S3_BUCKET = "<your-s3-bucket>"  # e.g. "sagemaker-us-east-1-123456789012"

S3_OUTPUT_PATH = f"s3://{S3_BUCKET}/sft-data-mixing/output"
TRAINING_DATASET = f"s3://{S3_BUCKET}/datasets/sft_training_data.jsonl"

2. Configure Data Mixing#

Data mixing controls the blend between your custom training data and Nova’s internal curated datasets. customer_data_percent sets how much of the training data comes from your dataset. The remaining portion is distributed among Nova categories according to nova_data_percentages.

Available Nova categories include: code, math, chat, planning, instruction-following, reasoning, stem, rag, factuality, etc.

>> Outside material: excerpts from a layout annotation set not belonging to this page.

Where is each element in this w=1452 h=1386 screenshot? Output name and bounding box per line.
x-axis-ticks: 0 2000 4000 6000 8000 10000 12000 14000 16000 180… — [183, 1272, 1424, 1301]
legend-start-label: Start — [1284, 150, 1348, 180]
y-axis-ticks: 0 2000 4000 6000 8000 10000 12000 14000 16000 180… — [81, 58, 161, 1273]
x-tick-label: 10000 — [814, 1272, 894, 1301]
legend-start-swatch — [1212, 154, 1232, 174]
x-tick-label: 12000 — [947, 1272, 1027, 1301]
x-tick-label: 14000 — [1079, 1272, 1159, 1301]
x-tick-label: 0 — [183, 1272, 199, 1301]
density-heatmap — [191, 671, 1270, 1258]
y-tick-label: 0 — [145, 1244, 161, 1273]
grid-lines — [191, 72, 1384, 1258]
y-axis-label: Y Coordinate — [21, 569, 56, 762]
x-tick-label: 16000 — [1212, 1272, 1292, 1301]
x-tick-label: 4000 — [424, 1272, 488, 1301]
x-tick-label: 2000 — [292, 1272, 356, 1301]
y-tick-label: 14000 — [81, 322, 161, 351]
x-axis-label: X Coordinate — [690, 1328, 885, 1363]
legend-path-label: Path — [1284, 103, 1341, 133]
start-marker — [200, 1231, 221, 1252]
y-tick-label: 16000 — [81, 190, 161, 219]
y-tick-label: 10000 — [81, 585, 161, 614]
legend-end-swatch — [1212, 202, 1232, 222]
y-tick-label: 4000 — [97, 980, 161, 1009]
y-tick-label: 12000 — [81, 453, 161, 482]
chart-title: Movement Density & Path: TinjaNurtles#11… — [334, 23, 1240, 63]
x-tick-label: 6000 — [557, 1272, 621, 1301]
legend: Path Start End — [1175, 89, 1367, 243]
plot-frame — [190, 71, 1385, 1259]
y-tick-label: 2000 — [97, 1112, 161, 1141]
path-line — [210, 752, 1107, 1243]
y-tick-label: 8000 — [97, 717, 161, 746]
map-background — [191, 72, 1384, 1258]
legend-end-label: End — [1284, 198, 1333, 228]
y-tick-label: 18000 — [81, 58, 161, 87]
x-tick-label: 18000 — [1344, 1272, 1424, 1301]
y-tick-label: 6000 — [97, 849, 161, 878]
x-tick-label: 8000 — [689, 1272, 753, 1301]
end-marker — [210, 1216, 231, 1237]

from sagemaker.train.data_mixing_config import DataMixingConfig

# 70% of training data from your dataset, 30% from Nova curated data
# Within Nova data: 30% code, 70% math
data_mixing_config = DataMixingConfig(
    customer_data_percent=70.0,
    nova_data_percentages={
        "code": 30.0,
        "math": 70.0,
    },
)

3. Create SFTTrainer with Data Mixing#

Pass the DataMixingConfig to SFTTrainer. Since data mixing only works with serverless compute, no compute parameter is needed.

from sagemaker.train import SFTTrainer
from sagemaker.train.common import TrainingType

sft_trainer = SFTTrainer(
    model="amazon.nova-2-lite-v1",
    training_type=TrainingType.LORA,
    training_dataset=TRAINING_DATASET,
    s3_output_path=S3_OUTPUT_PATH,
    role=ROLE_ARN,
    data_mixing_config=data_mixing_config,
    base_job_name="sft-datamix",
)

4. Set Hyperparameters and Submit Training Job#

# Set hyperparameters
sft_trainer.hyperparameters.max_steps = 50
sft_trainer.hyperparameters.learning_rate = 5e-6
sft_trainer.hyperparameters.global_batch_size = 32

# Submit (non-blocking)
training_job = sft_trainer.train(wait=False)
print(f"Training job submitted: {training_job}")

5. Monitor Training Job#

from sagemaker.core.resources import TrainingJob

job = TrainingJob.get(training_job_name=training_job.training_job_name)
print(f"Status: {job.training_job_status}")
print(f"Secondary Status: {job.secondary_status}")

6. Alternative: Different Data Mix Configurations#

Here are some common configuration patterns depending on your use case.

# High specialization: mostly your data
high_specialization = DataMixingConfig(
    customer_data_percent=90.0,
    nova_data_percentages={
        "reasoning": 100.0,
    },
)

# Balanced: equal split with multiple Nova categories
balanced_mix = DataMixingConfig(
    customer_data_percent=50.0,
    nova_data_percentages={
        "code": 40.0,
        "reasoning": 30.0,
        "math": 30.0,
    },
)

# Light specialization: preserve broad capabilities
light_specialization = DataMixingConfig(
    customer_data_percent=30.0,
    nova_data_percentages={
        "code": 25.0,
        "math": 25.0,
        "chat": 25.0,
        "reasoning": 25.0,
    },
)

Tips#

High customer_data_percent (80–90%) — Use when your task is well-defined and you have enough data.
Balanced (50–70%) — Good default for most use cases.
Low customer_data_percent (20–40%) — Preserve base model capabilities with light specialization.
Nova category selection — Choose categories that complement your task (e.g., code + reasoning for a coding assistant).